For some time, part of the independent scene has been passionate about an alternative vision of the video game that makes concepts such as relaxation and narrative lightness central in the gameplay, introduced to contrast the dominant forms of core videogame production, exasperated by the search for adrenaline and emotion easy at all costs. There TOEM review talks about one of those adventures that only need to be lived, without being arrogant in their way of presenting themselves as different and without accompanying adolescent themes.
History and missions
The start point of TOEM is very simple: the protagonist receives a camera as a gift with which he is asked to photograph the top of a mountain, apparently a place of infinite beauty. The journey he must undertake to reach it, set in a Scandinavia between the modern and the fantastic, will however be different from the usual, because he will have to travel by bus for which he will get the tickets for free by helping the people of the places he will visit. Taking away the protagonist’s house, where you spend a few minutes, and the top of the mountain, for the same reason, in total there are four main places to explore from head to toe, divided into different sectors, going in search of missions to be obtained and photographs to take.
Yes, because in most cases, to solve someone’s problem, ours will have to photograph a specific subject, often just suggested, looking for it in the maps.
Each place has its own dedicated missions, even if there is no lack of recursive ones, that is, present in every major place, such as those assigned by the photography club or those of a military group looking for a spy. There is also no shortage of goals spread over multiple places, which require you to go back and forth to be reached. For example, a character will ask us to photograph four monsters, one for each place that can be visited, all well hidden in the scenarios, while another character will ask us to help some of his “colleagues”, scattered throughout the maps.
As already mentioned several times, TOEM’s gameplay is focused on photography. More than anything else on the observation of the world around us, in which photography becomes the tool to translate intuition into real action. The control system is really simple: the character is framed in the third person and moves through three-dimensional environments made as if they were black and white illustrations from a children’s book.
The shot can be zoomed at will, with the camera positioned to rotate around the protagonist, so as to always force you to examine the game world holding it as a pivot. This is a necessary solution due to the very nature of the gameplay: if the camera had been freer, we would have soon lost sight of our photographer, making some missions very trivial.
While you explore, you can also find some objects special, some purely cosmetic, while others useful for solving certain missions.
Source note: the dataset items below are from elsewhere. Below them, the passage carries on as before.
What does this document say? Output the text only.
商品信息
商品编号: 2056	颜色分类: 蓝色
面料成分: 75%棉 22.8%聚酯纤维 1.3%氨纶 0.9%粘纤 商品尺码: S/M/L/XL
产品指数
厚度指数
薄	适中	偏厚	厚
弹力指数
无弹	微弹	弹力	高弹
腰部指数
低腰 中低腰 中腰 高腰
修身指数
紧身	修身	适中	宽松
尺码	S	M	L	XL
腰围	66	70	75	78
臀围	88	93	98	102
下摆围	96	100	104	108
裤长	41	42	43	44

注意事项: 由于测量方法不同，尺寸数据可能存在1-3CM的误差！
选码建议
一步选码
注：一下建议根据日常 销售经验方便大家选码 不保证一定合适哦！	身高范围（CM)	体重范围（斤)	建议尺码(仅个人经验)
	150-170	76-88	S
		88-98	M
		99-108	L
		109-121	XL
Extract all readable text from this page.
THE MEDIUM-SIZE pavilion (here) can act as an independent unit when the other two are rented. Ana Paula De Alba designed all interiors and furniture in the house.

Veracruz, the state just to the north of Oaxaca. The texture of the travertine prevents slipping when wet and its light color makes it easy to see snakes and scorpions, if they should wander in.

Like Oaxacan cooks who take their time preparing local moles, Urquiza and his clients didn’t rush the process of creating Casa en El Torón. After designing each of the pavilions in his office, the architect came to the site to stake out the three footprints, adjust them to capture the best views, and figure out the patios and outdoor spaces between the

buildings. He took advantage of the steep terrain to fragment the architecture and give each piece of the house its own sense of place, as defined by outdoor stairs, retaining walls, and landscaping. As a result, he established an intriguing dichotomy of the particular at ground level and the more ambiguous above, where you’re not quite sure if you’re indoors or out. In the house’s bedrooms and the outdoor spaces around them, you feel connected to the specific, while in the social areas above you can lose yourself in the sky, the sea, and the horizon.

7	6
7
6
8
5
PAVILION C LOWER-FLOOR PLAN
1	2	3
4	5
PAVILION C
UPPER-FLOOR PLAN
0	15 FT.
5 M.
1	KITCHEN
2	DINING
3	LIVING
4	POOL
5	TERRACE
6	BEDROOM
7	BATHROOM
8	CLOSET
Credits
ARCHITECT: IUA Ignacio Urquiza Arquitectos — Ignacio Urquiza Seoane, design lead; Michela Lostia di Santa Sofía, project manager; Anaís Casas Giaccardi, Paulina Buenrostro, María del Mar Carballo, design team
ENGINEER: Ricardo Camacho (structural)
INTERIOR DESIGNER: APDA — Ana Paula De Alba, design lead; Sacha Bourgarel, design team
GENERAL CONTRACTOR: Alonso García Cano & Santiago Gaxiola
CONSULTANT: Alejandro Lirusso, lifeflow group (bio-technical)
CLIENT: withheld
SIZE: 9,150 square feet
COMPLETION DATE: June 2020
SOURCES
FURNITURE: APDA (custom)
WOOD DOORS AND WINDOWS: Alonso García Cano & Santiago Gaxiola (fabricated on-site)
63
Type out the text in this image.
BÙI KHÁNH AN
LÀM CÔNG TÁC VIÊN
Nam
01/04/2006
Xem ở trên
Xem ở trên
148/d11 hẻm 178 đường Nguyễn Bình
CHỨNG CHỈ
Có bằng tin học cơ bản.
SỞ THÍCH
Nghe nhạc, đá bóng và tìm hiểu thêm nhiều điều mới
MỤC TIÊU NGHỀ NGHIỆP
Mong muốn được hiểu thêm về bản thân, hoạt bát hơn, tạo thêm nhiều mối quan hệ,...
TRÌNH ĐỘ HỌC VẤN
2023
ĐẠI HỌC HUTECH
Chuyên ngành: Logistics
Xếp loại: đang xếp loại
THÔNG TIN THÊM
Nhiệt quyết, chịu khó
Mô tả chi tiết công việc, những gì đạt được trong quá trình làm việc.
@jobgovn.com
For example, to see ghosts you need specific glasses, while to reach a particularly cold and windy area you need to dress in very warm clothes. There are also objects that help to photograph, such as the tripod, perfect for photographing the most shy subjects, or the trumpet, which scares animals and allows them to come out of their burrows. However, when you have found the subject to photograph, just take out the camera, compose the shot and shoot, immediately adding the photo to our album. When we have photographed what we think is a useful subject for solving a mission, just go back to whoever assigned it to us and show him the photo. If successful we will receive our coach stamp.
TOEM is a quiet and lovable game, in which you turn for a few hours in environments populated by imaginative characters, such as a very shy hippo girl or a family of balloons, just to name a couple, observing every nook and cranny in search of the decisive photo. It is precisely in this relaxation that his greatest strength lies. To define it, it is a kind of photographic output diluted in a video game: you reach unknown places, you look around a lot and you only shoot when you are sure you can take a good picture.
Below there is really nothing else, if not the invitation to search for ourselves a form of elementary and childish wonder, just as the protagonist tries to reach his mountain. TOEM flows light and cheerful like a breath of summer breeze, full of songs and joy. You get to the end in a few hours, but you are strangely satisfied. It is a walk and as such it should be lived. The puzzles themselves are never too challenging, although there are easier and more difficult ones everywhere. Let’s say that with a little effort it is never impossible to understand what the other characters want and in any case there are always enough simple missions to allow practically anyone to advance in the game without major problems.